Выбрать главу

— Зайдите, пожалуйста, к Игорю Борисовичу.

— Я? — удивилась Любовь Ивановна.

— Ну, конечно, вы!

— Взять какие-нибудь материалы?

— Нет, он не просил. Ничего не надо, голубушка.

Она торопливо подкрасила губы, поправила иссиня-черные волосы и успела подумать: секретарша тоже говорит «голубушка». Как Туфлин. Зачем я ему понадобилась? Хвастать пока вроде бы нечем, да и вызывают без материалов… Она поймала себя на том, что почти бежит по коридорам и переходам. Как школьница, которую вызвали к завучу и которая мучительно соображает по дороге — что же это я натворила?

В большом директорском кабинете (совещание проходило там) уже пили кофе. Плассен сидел в низком кресле, выставив острые колени и, увидев Любовь Ивановну, помахал ей, подзывая к себе. Он не встал, только потянул ее за руку, поцеловал и не то удивленно, не то радостно сказал:

— А ты все хорошеешь?

Ей было неловко — оттого что вот так, запросто, ее поцеловал Плассен, и что все вокруг снова вежливо улыбаются, как и в тот, первый раз, и оттого, что за этими улыбками она увидела недоумение, а может быть, и скрытую иронию: чудит, чудит Великий Старец! Плассен все держал, все не отпускал ее руку.

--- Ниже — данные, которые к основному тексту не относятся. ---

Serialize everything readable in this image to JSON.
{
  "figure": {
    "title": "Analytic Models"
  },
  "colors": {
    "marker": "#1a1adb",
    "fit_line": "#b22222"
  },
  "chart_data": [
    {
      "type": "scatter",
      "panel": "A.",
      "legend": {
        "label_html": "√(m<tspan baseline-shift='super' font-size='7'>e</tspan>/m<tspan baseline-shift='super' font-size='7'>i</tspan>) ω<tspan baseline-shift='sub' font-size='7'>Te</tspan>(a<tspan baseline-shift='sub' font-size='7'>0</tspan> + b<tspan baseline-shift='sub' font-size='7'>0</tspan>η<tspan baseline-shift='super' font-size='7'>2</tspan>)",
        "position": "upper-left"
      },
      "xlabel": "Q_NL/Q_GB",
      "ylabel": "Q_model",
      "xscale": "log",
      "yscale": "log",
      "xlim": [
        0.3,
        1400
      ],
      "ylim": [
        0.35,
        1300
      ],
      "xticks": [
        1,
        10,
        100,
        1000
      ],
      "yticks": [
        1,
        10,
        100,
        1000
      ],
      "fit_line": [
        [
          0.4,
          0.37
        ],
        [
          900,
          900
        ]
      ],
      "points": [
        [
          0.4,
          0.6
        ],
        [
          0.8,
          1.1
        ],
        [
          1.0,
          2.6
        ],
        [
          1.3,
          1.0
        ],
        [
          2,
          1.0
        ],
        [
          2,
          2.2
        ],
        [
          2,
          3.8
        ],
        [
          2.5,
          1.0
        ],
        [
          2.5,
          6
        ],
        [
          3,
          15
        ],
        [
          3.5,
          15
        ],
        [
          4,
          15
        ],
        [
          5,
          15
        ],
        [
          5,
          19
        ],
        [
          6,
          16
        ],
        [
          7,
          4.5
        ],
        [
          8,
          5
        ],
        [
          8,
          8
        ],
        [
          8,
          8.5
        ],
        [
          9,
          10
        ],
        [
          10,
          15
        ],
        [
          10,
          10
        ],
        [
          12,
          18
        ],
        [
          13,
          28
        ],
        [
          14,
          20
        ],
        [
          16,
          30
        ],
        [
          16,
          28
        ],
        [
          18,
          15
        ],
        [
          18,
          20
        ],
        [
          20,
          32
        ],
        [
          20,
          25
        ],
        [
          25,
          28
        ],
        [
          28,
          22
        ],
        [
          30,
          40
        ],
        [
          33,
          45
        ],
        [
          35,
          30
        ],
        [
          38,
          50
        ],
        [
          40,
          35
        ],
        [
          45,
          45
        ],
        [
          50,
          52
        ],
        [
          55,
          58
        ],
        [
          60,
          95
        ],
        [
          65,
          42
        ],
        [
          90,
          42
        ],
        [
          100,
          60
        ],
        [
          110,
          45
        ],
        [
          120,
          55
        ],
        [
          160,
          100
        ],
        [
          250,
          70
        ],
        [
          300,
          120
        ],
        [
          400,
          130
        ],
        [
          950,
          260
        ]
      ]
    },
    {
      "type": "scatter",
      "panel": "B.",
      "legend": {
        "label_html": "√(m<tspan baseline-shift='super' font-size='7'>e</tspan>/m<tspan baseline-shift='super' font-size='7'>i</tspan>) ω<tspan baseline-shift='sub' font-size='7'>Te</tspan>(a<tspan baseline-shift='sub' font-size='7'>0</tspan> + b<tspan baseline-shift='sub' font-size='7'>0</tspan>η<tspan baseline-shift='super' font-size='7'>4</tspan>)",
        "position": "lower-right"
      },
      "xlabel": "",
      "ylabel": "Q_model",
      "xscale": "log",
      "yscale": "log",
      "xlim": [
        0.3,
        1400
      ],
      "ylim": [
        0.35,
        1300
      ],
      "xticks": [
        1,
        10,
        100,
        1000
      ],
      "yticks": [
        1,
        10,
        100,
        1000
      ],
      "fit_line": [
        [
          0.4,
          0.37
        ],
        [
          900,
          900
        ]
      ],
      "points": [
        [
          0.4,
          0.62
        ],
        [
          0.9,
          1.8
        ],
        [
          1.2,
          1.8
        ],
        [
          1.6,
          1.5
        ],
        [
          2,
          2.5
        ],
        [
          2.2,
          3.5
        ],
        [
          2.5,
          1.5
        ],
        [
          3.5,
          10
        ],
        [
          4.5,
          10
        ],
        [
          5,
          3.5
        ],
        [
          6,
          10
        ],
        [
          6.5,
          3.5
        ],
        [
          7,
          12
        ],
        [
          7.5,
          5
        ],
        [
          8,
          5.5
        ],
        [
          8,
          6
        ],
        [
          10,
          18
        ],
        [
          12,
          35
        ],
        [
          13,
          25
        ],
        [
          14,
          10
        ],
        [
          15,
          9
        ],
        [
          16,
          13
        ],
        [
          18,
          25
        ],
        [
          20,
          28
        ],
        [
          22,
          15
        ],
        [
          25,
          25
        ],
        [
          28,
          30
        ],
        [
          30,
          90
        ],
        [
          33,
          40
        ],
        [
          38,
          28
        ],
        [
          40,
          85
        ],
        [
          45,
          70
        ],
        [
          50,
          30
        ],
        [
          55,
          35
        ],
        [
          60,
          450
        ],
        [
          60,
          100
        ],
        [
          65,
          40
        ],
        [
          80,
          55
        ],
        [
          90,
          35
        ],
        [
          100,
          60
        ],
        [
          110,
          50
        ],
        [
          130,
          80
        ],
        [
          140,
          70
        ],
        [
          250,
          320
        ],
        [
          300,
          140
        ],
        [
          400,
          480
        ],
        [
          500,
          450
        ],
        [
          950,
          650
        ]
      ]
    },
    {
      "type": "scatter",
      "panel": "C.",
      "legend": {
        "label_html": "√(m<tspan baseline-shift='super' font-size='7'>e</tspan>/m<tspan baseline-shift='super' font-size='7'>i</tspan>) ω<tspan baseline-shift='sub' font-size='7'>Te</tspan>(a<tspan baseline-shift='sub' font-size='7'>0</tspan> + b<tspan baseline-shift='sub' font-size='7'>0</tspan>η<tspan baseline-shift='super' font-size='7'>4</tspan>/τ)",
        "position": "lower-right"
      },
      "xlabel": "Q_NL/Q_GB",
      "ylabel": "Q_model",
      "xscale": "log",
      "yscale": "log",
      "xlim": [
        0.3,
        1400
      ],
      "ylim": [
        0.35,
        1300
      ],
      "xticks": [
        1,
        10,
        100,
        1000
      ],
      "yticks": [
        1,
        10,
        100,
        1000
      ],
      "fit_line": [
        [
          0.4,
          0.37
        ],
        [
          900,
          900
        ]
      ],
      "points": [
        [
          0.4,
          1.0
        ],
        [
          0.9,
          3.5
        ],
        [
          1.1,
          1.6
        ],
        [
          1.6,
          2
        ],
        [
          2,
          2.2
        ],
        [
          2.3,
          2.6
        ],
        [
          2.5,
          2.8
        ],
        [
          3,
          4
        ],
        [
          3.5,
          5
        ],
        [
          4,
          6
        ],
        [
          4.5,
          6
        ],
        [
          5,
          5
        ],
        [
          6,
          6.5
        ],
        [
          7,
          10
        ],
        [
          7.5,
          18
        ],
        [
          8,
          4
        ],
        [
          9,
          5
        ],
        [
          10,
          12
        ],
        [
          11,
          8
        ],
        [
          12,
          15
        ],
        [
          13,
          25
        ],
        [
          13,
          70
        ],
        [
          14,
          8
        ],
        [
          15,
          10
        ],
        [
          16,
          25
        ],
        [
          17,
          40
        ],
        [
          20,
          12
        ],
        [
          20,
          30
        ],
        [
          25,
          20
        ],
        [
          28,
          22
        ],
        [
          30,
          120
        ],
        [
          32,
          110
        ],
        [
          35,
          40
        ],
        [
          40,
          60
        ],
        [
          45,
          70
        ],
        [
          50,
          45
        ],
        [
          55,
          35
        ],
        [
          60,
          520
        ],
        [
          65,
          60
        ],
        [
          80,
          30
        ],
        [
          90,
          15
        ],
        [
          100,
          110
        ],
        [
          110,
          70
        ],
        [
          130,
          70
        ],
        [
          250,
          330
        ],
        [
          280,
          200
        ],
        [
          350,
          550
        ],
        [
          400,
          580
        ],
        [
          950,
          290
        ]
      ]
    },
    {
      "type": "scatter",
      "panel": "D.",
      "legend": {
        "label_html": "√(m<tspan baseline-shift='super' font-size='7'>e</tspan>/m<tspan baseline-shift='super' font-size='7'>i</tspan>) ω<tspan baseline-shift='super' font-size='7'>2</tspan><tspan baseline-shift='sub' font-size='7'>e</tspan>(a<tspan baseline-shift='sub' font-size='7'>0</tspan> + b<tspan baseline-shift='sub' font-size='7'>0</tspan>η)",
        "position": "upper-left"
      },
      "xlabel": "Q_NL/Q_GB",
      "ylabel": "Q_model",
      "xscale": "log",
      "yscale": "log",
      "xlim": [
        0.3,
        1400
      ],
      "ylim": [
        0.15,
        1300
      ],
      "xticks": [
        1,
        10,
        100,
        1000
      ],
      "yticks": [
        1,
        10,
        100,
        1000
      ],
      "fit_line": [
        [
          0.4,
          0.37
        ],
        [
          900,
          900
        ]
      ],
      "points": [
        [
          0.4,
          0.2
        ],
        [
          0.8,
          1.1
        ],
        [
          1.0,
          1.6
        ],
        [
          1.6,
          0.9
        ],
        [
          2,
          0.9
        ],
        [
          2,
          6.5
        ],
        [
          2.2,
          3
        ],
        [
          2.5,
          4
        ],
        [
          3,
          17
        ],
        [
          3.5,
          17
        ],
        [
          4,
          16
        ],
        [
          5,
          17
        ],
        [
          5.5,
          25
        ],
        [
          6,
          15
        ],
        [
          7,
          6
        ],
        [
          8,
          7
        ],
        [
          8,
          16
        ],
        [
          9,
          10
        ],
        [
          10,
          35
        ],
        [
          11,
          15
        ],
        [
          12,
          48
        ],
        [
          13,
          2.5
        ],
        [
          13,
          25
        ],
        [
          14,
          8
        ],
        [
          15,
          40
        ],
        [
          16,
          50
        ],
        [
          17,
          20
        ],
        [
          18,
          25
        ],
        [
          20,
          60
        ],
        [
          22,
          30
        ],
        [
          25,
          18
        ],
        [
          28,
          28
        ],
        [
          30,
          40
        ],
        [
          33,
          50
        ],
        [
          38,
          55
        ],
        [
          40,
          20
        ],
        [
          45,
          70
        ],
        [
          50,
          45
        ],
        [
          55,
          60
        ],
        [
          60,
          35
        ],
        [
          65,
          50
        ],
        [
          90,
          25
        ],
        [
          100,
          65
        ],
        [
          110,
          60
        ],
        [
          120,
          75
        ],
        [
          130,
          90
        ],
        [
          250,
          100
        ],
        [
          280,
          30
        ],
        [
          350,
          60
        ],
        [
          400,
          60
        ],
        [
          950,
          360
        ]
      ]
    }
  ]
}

— У тебя дома тепло? — спросил он.

— Тепло, Владислав Станиславович.

— На ночлег пустишь?

— Ну конечно! — растерянно ответила она.

Плассен перевел взгляд на Туфлина, будто собираясь что-то сказать ему, и Любовь Ивановна тоже поглядела на Туфлина. Ей показалось, что он раздосадован, но не тем, что происходило здесь за эти два часа, а тем, что Плассен хочет остановиться не у него, даже не в гостинице, а у Якушевой. Но тут же Туфлин поспешно улыбнулся и развел руками:

— Против чар нашей Любови Ивановны мы бессильны. Машина внизу, я провожу вас.

Плассен медленно поднялся. Нет, спасибо, его не надо провожать. Разговор продолжим завтра, но не в восемь, а в десять или в половине одиннадцатого. Он устал. У него бессонница, он засыпает поздно. Ему пожимали руку — другой он по-прежнему держал руку Любови Ивановны. Да так и вышел из директорского кабинета, словно ведя ее на поводу.

Любовь Ивановна не понимала ничего, ее растерянность росла и росла. Она поднялась к себе — одеться, и, когда вышла на улицу, Плассен уже стоял возле машины, в долгополом старомодном пальто и меховой шапке с бархатным верхом.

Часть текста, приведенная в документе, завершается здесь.